Govindarajan Anand, Fraser Novlette, Cranford Vanessa, Wirtzfeld Debrah, Gallinger Steve, Law Calvin H L, Smith Andrew J, Gagliardi Anna R
Sunnybrook Health Sciences Centre, Toronto, ON, Canada.
Ann Surg Oncol. 2008 Jul;15(7):1923-30. doi: 10.1245/s10434-008-9930-1. Epub 2008 May 13.
Practice guidelines recommend en bloc multivisceral resection (MVR) for all involved organs in patients with locally advanced adherent colorectal cancer (LAACRC) to reduce local recurrence and improve survival. We found that MVR was performed in one-third of eligible American patients in the Surveillance, Epidemiology and End Results cancer registry but that study could not identify factors amenable to quality improvement. This study was conducted to examine rates, and predictors of MVR among Canadian patients with LAACRC.
Rates of MVR were examined by observational study. Eligible patients were aged 20-74 years who had surgery for nonmetastatic LAACRC from July 1997 to December 2000. Patient, tumor, surgeon, and hospital characteristics were extracted from medical records. Summary statistics were compared by type of surgery (MVR, partial MVR, standard resection). To identify factors associated with MVR we analyzed operative notes and transcripts from interviews with general surgeons using standard qualitative methods.
Factors associated with MVR included fewer years in practice, preoperative treatment planning, involvement of surgical consultants, and access to diagnostic imaging and systems to enable preoperative multidisciplinary planning. Judgments regarding the nature of peritumoral adhesions, resectability, and personal technical skill may mediate decision-making. Many surgeons would prefer to refer patients than undertake complicated, lengthy cases.

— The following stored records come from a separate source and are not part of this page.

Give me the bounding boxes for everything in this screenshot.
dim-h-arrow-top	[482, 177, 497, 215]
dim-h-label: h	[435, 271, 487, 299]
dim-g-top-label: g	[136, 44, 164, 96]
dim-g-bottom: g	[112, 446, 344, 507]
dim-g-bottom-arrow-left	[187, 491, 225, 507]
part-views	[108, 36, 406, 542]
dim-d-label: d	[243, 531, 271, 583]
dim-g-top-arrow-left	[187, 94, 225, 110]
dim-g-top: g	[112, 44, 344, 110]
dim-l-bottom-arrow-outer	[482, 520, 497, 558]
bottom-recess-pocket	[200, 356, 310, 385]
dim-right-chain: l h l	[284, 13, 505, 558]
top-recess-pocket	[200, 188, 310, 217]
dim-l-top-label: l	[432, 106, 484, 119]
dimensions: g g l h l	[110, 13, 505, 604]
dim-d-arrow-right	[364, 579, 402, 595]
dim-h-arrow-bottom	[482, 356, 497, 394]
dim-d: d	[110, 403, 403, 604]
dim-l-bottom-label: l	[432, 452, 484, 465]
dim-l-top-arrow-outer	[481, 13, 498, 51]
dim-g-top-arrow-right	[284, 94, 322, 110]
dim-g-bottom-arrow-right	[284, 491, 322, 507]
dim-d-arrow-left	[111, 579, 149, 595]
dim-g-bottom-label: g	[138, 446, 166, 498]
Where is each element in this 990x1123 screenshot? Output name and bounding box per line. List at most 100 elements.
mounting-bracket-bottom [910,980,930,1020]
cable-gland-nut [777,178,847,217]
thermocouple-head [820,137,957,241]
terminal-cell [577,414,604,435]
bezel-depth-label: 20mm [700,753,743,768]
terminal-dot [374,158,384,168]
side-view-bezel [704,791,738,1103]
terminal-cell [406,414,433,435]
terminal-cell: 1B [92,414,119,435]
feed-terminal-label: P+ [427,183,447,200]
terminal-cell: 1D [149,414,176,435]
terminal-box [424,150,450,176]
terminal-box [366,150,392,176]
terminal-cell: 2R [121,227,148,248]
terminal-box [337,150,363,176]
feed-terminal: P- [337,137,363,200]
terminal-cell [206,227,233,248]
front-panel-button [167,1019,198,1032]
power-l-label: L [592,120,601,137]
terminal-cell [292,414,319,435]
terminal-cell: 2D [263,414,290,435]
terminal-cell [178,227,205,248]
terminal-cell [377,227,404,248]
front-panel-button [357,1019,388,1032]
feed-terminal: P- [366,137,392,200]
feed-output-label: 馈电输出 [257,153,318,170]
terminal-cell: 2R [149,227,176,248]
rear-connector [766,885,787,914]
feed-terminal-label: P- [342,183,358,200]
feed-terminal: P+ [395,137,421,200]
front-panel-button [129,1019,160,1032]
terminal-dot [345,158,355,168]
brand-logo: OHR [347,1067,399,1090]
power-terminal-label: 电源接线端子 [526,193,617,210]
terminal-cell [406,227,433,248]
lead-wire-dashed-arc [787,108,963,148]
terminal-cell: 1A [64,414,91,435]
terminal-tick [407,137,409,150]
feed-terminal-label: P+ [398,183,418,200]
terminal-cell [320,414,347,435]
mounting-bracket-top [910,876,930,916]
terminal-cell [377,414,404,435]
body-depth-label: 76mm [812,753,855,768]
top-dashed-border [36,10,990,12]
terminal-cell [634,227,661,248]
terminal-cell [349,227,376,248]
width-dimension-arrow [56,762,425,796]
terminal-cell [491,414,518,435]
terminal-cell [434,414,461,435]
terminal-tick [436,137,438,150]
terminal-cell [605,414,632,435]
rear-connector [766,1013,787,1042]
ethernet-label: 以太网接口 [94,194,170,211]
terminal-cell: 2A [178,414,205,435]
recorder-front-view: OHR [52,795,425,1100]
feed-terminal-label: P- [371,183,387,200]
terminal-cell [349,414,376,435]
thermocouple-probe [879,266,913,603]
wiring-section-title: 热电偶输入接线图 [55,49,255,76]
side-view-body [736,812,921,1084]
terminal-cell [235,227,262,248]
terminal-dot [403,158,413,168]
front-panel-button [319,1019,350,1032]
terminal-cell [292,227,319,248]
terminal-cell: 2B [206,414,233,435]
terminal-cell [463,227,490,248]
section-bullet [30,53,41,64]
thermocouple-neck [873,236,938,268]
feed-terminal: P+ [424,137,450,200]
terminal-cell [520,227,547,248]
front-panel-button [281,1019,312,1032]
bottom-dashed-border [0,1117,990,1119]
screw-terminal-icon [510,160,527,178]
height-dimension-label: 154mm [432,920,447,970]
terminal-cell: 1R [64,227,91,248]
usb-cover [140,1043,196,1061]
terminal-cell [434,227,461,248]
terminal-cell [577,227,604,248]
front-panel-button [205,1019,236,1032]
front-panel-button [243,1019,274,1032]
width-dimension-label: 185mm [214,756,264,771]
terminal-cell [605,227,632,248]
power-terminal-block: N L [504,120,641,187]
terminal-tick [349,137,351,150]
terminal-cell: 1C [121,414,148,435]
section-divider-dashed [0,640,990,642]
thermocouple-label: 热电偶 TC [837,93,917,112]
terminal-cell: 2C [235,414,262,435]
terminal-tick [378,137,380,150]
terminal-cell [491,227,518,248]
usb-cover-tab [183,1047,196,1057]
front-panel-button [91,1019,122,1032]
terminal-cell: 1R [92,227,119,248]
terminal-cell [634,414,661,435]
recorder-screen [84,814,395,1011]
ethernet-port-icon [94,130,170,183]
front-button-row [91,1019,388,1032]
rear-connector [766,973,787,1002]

Further research is required to validate these findings in larger studies and among patients undergoing surgery for conditions other than LAACRC, and evaluate strategies to improve rates of MVR through enhanced individual awareness and system capacity.
实践指南建议对局部晚期粘连性结直肠癌(LAACRC)患者的所有受累器官进行整块多脏器切除术(MVR),以降低局部复发率并提高生存率。我们发现,在监测、流行病学和最终结果癌症登记处中,三分之一符合条件的美国患者接受了MVR,但该研究无法确定可改进质量的因素。本研究旨在调查加拿大LAACRC患者中MVR的发生率及预测因素。
通过观察性研究来检查MVR的发生率。符合条件的患者年龄在20 - 74岁之间,于1997年7月至2000年12月期间接受了非转移性LAACRC手术。从病历中提取患者、肿瘤、外科医生和医院的特征。通过手术类型(MVR、部分MVR、标准切除术)比较汇总统计数据。为了确定与MVR相关的因素,我们使用标准定性方法分析了普通外科医生手术记录和访谈记录。
与MVR相关的因素包括从业年限较少、术前治疗规划、手术顾问的参与以及获得诊断成像和系统以实现术前多学科规划。关于肿瘤周围粘连性质、可切除性和个人技术技能的判断可能会影响决策。许多外科医生更愿意将患者转诊,而不是进行复杂、耗时的手术。
需要进一步研究以在更大规模的研究中以及在接受除LAACRC以外疾病手术的患者中验证这些发现,并评估通过提高个人意识和系统能力来提高MVR发生率的策略。